Dying patients need separate rooms -- study
Dying patients in hospitals should be given single rooms, according to a national audit of hospitals carried out at the behest of the Irish Hospice Foundation.
Most people indicate they would prefer to die at home, yet up to one-in-four patients who die in hospitals could have died in their own homes if there was sufficient support available.
The results of a national audit of end-of-life care in hospitals were released today at a conference in Dublin on the care of the dying in hospitals.
The Irish Hospice Foundation audit found significant differences in the assessment by doctors, nurses and relatives on the care of dying patients and the quality of their deaths. The proportion of "unacceptable deaths" is considerably higher in the assessment of relatives (21pc) than nurses (13pc) and doctors (3pc).
The audit was completed in 24 acute hospitals and in 19 community hospitals.
Also, a set of quality standards were launched today by the Minister for Health Mary Harney at the conference, which was developed by the Hospice Friendly Hospitals Programme.

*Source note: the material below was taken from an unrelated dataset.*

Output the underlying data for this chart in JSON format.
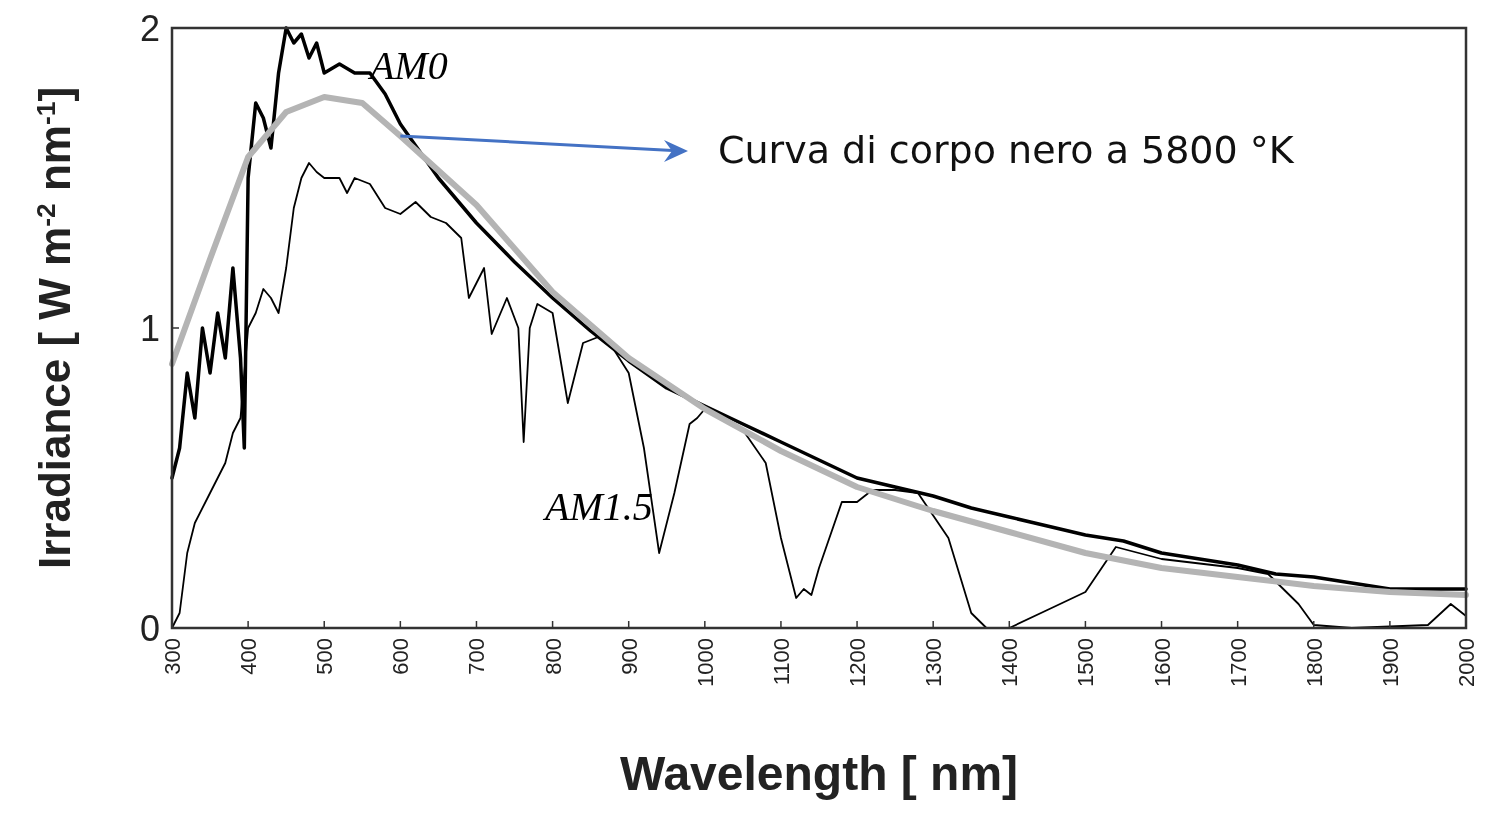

The audit showed there are better care outcomes at end of life if:
nHospitals have end-of-life objectives in their plans
nDying patients have single rooms
nThere are adequate staffing levels
- There are team meetings, especially between doctors and nurses
- Nurses are formally trained in end-of-life or palliative care since qualifying
- A nurse feels prepared for the death of a patient
- Nurses are experienced
- There is quality discussion with patients and relatives.

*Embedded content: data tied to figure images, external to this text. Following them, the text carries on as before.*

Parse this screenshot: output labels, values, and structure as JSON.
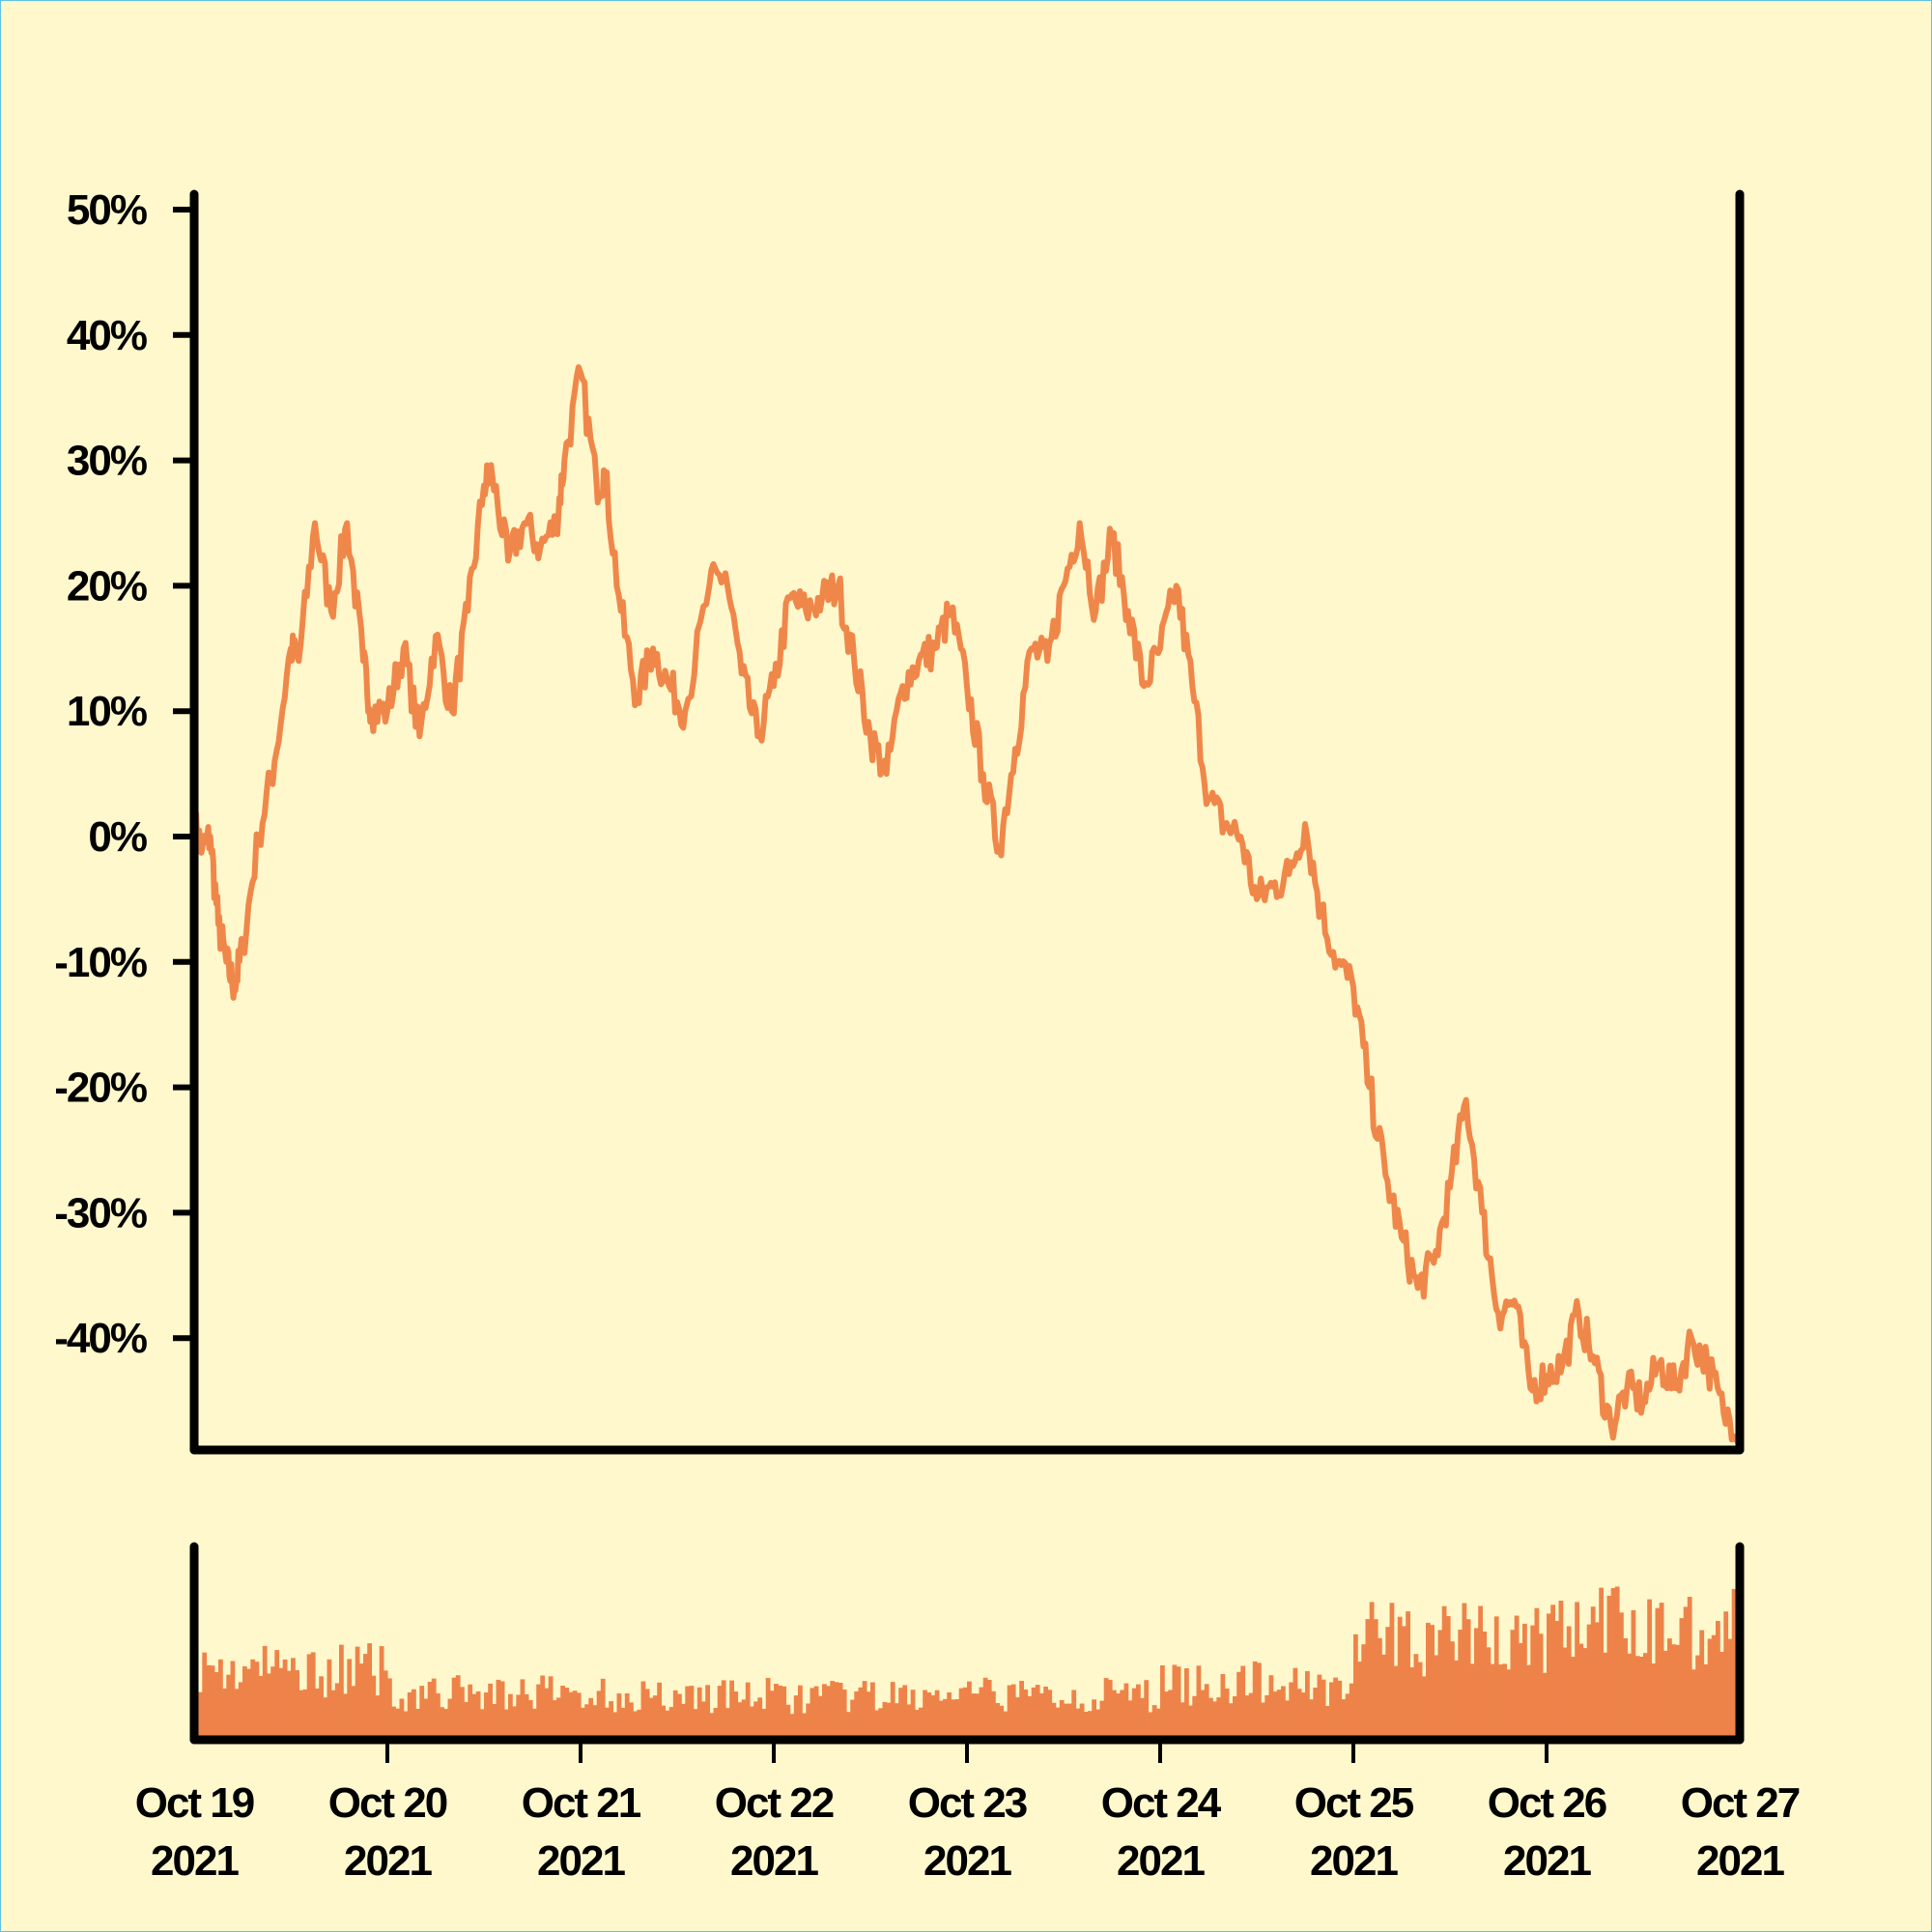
{
  "chart_data": [
    {
      "type": "line",
      "title": "",
      "xlabel": "",
      "ylabel": "",
      "grid": false,
      "line_color": "#f0874a",
      "y_ticks": [
        "50%",
        "40%",
        "30%",
        "20%",
        "10%",
        "0%",
        "-10%",
        "-20%",
        "-30%",
        "-40%"
      ],
      "y_tick_values": [
        50,
        40,
        30,
        20,
        10,
        0,
        -10,
        -20,
        -30,
        -40
      ],
      "ylim": [
        -50,
        50
      ],
      "x_ticks": [
        {
          "date": "Oct 19",
          "year": "2021"
        },
        {
          "date": "Oct 20",
          "year": "2021"
        },
        {
          "date": "Oct 21",
          "year": "2021"
        },
        {
          "date": "Oct 22",
          "year": "2021"
        },
        {
          "date": "Oct 23",
          "year": "2021"
        },
        {
          "date": "Oct 24",
          "year": "2021"
        },
        {
          "date": "Oct 25",
          "year": "2021"
        },
        {
          "date": "Oct 26",
          "year": "2021"
        },
        {
          "date": "Oct 27",
          "year": "2021"
        }
      ],
      "xlim": [
        "2021-10-19 00:00",
        "2021-10-27 00:00"
      ],
      "series": [
        {
          "values": [
            [
              "2021-10-19 00:00",
              1
            ],
            [
              "2021-10-19 01:00",
              -1
            ],
            [
              "2021-10-19 02:00",
              0
            ],
            [
              "2021-10-19 03:00",
              -7
            ],
            [
              "2021-10-19 04:00",
              -10
            ],
            [
              "2021-10-19 05:00",
              -12
            ],
            [
              "2021-10-19 06:00",
              -9
            ],
            [
              "2021-10-19 08:00",
              0
            ],
            [
              "2021-10-19 10:00",
              6
            ],
            [
              "2021-10-19 12:00",
              15
            ],
            [
              "2021-10-19 13:00",
              14
            ],
            [
              "2021-10-19 15:00",
              25
            ],
            [
              "2021-10-19 17:00",
              18
            ],
            [
              "2021-10-19 19:00",
              25
            ],
            [
              "2021-10-19 21:00",
              14
            ],
            [
              "2021-10-19 22:00",
              10
            ],
            [
              "2021-10-20 00:00",
              10
            ],
            [
              "2021-10-20 02:00",
              15
            ],
            [
              "2021-10-20 04:00",
              8
            ],
            [
              "2021-10-20 06:00",
              16
            ],
            [
              "2021-10-20 08:00",
              10
            ],
            [
              "2021-10-20 10:00",
              18
            ],
            [
              "2021-10-20 12:00",
              28
            ],
            [
              "2021-10-20 13:00",
              29
            ],
            [
              "2021-10-20 15:00",
              22
            ],
            [
              "2021-10-20 17:00",
              25
            ],
            [
              "2021-10-20 19:00",
              23
            ],
            [
              "2021-10-20 21:00",
              25
            ],
            [
              "2021-10-20 22:00",
              30
            ],
            [
              "2021-10-21 00:00",
              37
            ],
            [
              "2021-10-21 02:00",
              28
            ],
            [
              "2021-10-21 03:00",
              29
            ],
            [
              "2021-10-21 05:00",
              18
            ],
            [
              "2021-10-21 07:00",
              11
            ],
            [
              "2021-10-21 09:00",
              15
            ],
            [
              "2021-10-21 11:00",
              12
            ],
            [
              "2021-10-21 13:00",
              10
            ],
            [
              "2021-10-21 16:00",
              20
            ],
            [
              "2021-10-21 18:00",
              21
            ],
            [
              "2021-10-21 20:00",
              13
            ],
            [
              "2021-10-21 22:00",
              8
            ],
            [
              "2021-10-22 00:00",
              12
            ],
            [
              "2021-10-22 02:00",
              19
            ],
            [
              "2021-10-22 04:00",
              18
            ],
            [
              "2021-10-22 06:00",
              19
            ],
            [
              "2021-10-22 08:00",
              20
            ],
            [
              "2021-10-22 10:00",
              14
            ],
            [
              "2021-10-22 12:00",
              8
            ],
            [
              "2021-10-22 14:00",
              5
            ],
            [
              "2021-10-22 16:00",
              12
            ],
            [
              "2021-10-22 18:00",
              14
            ],
            [
              "2021-10-22 20:00",
              15
            ],
            [
              "2021-10-22 22:00",
              18
            ],
            [
              "2021-10-23 00:00",
              12
            ],
            [
              "2021-10-23 02:00",
              5
            ],
            [
              "2021-10-23 04:00",
              -1
            ],
            [
              "2021-10-23 06:00",
              7
            ],
            [
              "2021-10-23 08:00",
              15
            ],
            [
              "2021-10-23 10:00",
              14
            ],
            [
              "2021-10-23 12:00",
              20
            ],
            [
              "2021-10-23 14:00",
              25
            ],
            [
              "2021-10-23 16:00",
              18
            ],
            [
              "2021-10-23 18:00",
              24
            ],
            [
              "2021-10-23 20:00",
              18
            ],
            [
              "2021-10-23 22:00",
              12
            ],
            [
              "2021-10-24 00:00",
              15
            ],
            [
              "2021-10-24 02:00",
              20
            ],
            [
              "2021-10-24 04:00",
              12
            ],
            [
              "2021-10-24 06:00",
              3
            ],
            [
              "2021-10-24 08:00",
              1
            ],
            [
              "2021-10-24 10:00",
              0
            ],
            [
              "2021-10-24 12:00",
              -5
            ],
            [
              "2021-10-24 14:00",
              -4
            ],
            [
              "2021-10-24 16:00",
              -3
            ],
            [
              "2021-10-24 18:00",
              1
            ],
            [
              "2021-10-24 20:00",
              -6
            ],
            [
              "2021-10-24 22:00",
              -10
            ],
            [
              "2021-10-25 00:00",
              -12
            ],
            [
              "2021-10-25 02:00",
              -20
            ],
            [
              "2021-10-25 04:00",
              -27
            ],
            [
              "2021-10-25 06:00",
              -32
            ],
            [
              "2021-10-25 08:00",
              -36
            ],
            [
              "2021-10-25 10:00",
              -34
            ],
            [
              "2021-10-25 12:00",
              -28
            ],
            [
              "2021-10-25 14:00",
              -21
            ],
            [
              "2021-10-25 16:00",
              -30
            ],
            [
              "2021-10-25 18:00",
              -38
            ],
            [
              "2021-10-25 20:00",
              -37
            ],
            [
              "2021-10-25 22:00",
              -44
            ],
            [
              "2021-10-26 00:00",
              -43
            ],
            [
              "2021-10-26 02:00",
              -42
            ],
            [
              "2021-10-26 04:00",
              -38
            ],
            [
              "2021-10-26 06:00",
              -42
            ],
            [
              "2021-10-26 08:00",
              -47
            ],
            [
              "2021-10-26 10:00",
              -44
            ],
            [
              "2021-10-26 12:00",
              -45
            ],
            [
              "2021-10-26 14:00",
              -42
            ],
            [
              "2021-10-26 16:00",
              -44
            ],
            [
              "2021-10-26 18:00",
              -40
            ],
            [
              "2021-10-26 20:00",
              -42
            ],
            [
              "2021-10-26 22:00",
              -46
            ],
            [
              "2021-10-27 00:00",
              -47
            ]
          ]
        }
      ]
    },
    {
      "type": "bar",
      "title": "",
      "xlabel": "",
      "ylabel": "",
      "bar_color": "#ee834a",
      "levels": [
        {
          "from": "2021-10-19 00:00",
          "to": "2021-10-20 00:00",
          "value": 0.36
        },
        {
          "from": "2021-10-20 00:00",
          "to": "2021-10-21 00:00",
          "value": 0.24
        },
        {
          "from": "2021-10-21 00:00",
          "to": "2021-10-22 00:00",
          "value": 0.23
        },
        {
          "from": "2021-10-22 00:00",
          "to": "2021-10-23 00:00",
          "value": 0.22
        },
        {
          "from": "2021-10-23 00:00",
          "to": "2021-10-24 00:00",
          "value": 0.23
        },
        {
          "from": "2021-10-24 00:00",
          "to": "2021-10-25 00:00",
          "value": 0.29
        },
        {
          "from": "2021-10-25 00:00",
          "to": "2021-10-26 00:00",
          "value": 0.52
        },
        {
          "from": "2021-10-26 00:00",
          "to": "2021-10-27 00:00",
          "value": 0.58
        }
      ]
    }
  ]
}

Meanwhile, new guidance issued to doctors today by the UK General Medical Council said terminally-ill patients should have the final say on their treatment when the risks and benefits are finely balanced.

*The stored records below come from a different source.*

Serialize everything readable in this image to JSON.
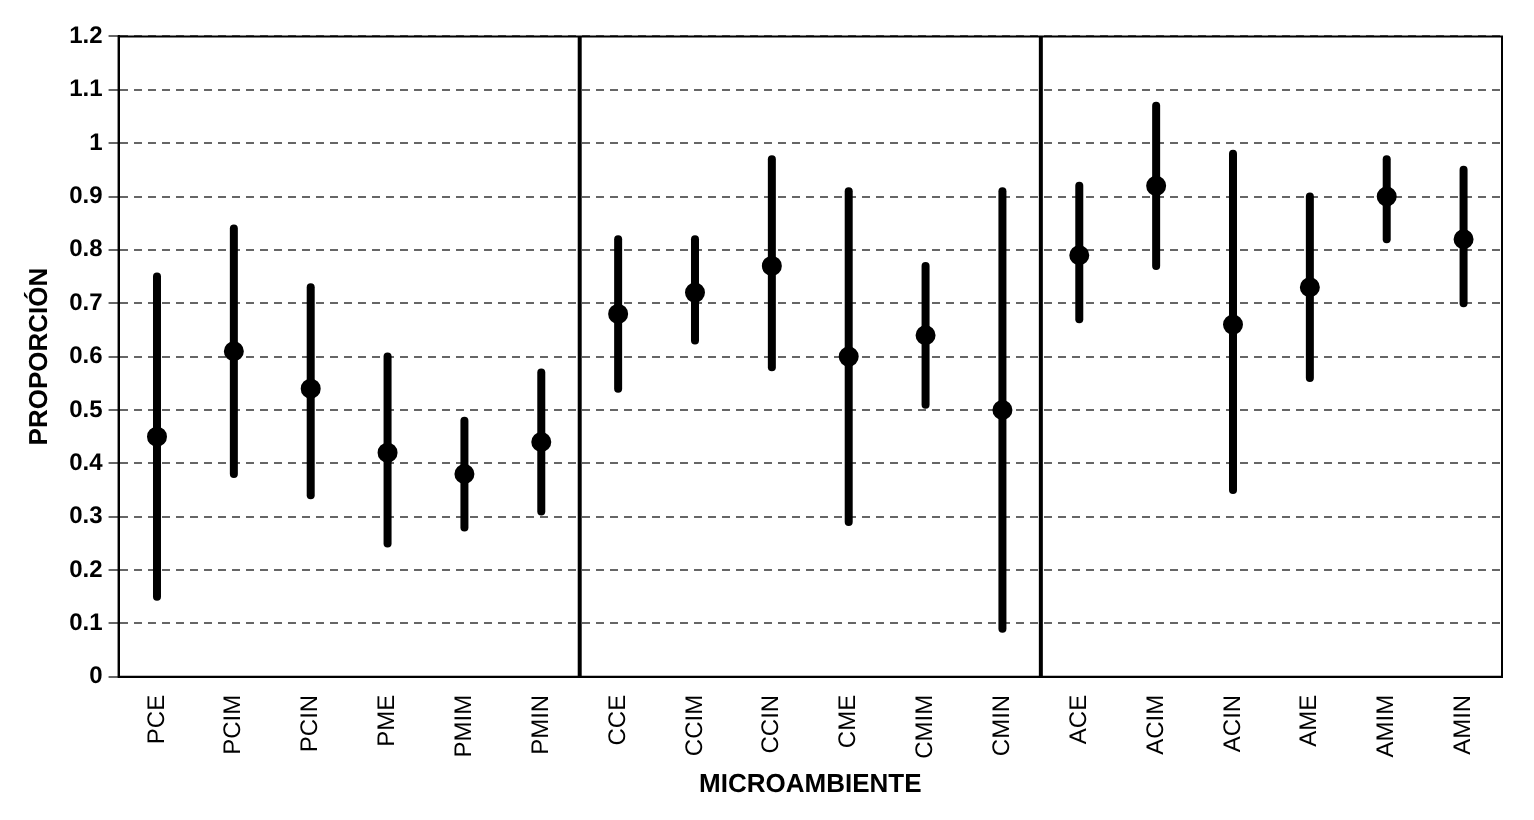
{
  "chart_data": {
    "type": "scatter",
    "xlabel": "MICROAMBIENTE",
    "ylabel": "PROPORCIÓN",
    "categories": [
      "PCE",
      "PCIM",
      "PCIN",
      "PME",
      "PMIM",
      "PMIN",
      "CCE",
      "CCIM",
      "CCIN",
      "CME",
      "CMIM",
      "CMIN",
      "ACE",
      "ACIM",
      "ACIN",
      "AME",
      "AMIM",
      "AMIN"
    ],
    "series": [
      {
        "color": "#000000",
        "values": [
          0.45,
          0.61,
          0.54,
          0.42,
          0.38,
          0.44,
          0.68,
          0.72,
          0.77,
          0.6,
          0.64,
          0.5,
          0.79,
          0.92,
          0.66,
          0.73,
          0.9,
          0.82
        ],
        "errors": [
          [
            0.15,
            0.75
          ],
          [
            0.38,
            0.84
          ],
          [
            0.34,
            0.73
          ],
          [
            0.25,
            0.6
          ],
          [
            0.28,
            0.48
          ],
          [
            0.31,
            0.57
          ],
          [
            0.54,
            0.82
          ],
          [
            0.63,
            0.82
          ],
          [
            0.58,
            0.97
          ],
          [
            0.29,
            0.91
          ],
          [
            0.51,
            0.77
          ],
          [
            0.09,
            0.91
          ],
          [
            0.67,
            0.92
          ],
          [
            0.77,
            1.07
          ],
          [
            0.35,
            0.98
          ],
          [
            0.56,
            0.9
          ],
          [
            0.82,
            0.97
          ],
          [
            0.7,
            0.95
          ]
        ]
      }
    ],
    "ylim": [
      0,
      1.2
    ],
    "yticks": [
      0,
      0.1,
      0.2,
      0.3,
      0.4,
      0.5,
      0.6,
      0.7,
      0.8,
      0.9,
      1,
      1.1,
      1.2
    ],
    "grid": "y",
    "marker": "circle",
    "legend": false
  }
}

While medics will not be expected to provide treatments which have no clinical benefit or that could do harm, they must pay attention to a patient's wishes.People who want to continue receiving food and fluids until the moment they die should normally be given them in cases where the benefits and harms carry a similar weight.
Equally, people who wish to die quickly can ask ahead of time for food and fluids to be withdrawn.
A patient's wishes around whether they are resuscitated should also be taken into account when doctors are deciding on treatment, according to the new guidance.